In this regard, the authoritarian nature of China’s party-state can be a liability: officials are generally reluctant to inform their superiors of bad news, fearing that the messenger will be punished. This was also the case with the protests in Hong Kong in 2019. A week before a million people took to the streets against the new extradition law, China’s top liaison officer told his bosses in Beijing that There was no commotion, though he was undoubtedly aware of it.
Steinhardt: “Although we don’t know exactly what is happening in the highest echelons of Chinese power, a growing concentration of power is striking. Under Xi’s predecessor, Hu Jintao, you had another exercise in balancing the different party factions. Xi has eliminated all internal opponents in recent years, and at the 20th Party Congress in October only the president’s close aides were promoted, often people without much national experience. Then, of course, you find yourself in an echo chamber.

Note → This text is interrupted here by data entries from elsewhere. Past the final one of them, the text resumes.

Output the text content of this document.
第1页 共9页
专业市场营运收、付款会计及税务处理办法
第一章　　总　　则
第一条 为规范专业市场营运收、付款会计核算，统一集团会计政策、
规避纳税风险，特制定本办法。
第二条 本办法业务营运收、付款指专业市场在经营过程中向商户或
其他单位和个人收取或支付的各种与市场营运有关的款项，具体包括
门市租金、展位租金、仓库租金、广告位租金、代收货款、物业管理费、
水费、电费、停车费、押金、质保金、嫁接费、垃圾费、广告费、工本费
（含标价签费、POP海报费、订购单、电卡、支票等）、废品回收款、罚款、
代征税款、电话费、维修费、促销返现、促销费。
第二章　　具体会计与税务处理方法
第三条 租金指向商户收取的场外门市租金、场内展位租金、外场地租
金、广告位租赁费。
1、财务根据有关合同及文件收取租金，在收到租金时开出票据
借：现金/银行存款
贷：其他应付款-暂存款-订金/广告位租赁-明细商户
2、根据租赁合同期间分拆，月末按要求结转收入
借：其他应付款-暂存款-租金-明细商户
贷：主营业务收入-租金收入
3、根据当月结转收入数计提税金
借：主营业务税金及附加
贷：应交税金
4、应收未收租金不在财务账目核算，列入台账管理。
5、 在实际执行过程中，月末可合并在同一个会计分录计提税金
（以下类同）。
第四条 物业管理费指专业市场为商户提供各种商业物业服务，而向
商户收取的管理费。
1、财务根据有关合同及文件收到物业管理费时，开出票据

For the leaders, the protests are not only alarming because of their political nature, but an equally important issue is that the malcontents are precisely the power base of the Communist Party. The social contract made after the Tiananmen massacre in 1989 was that the educated urban middle class would get a much better life in exchange for political inactivity. This social group has been strongly favored in recent decades, as rural migrants and indeed the countryside as a whole have become second-class citizens. With less money and much less and worse service. The way the Chinese government responded to the protests was also very different. While farmers or rural migrants who protested could usually count on harsh repression, the demands of well-to-do city dwellers were often met – at least when it came to practical, non-political issues. The biggest challenge currently facing Xi, writes renowned Chinese-American political scientist Minxin Pei Economiststhis is how Xi is expected to rule in the coming years “when his uncompromising style and ideological agenda no longer please the people of the country.”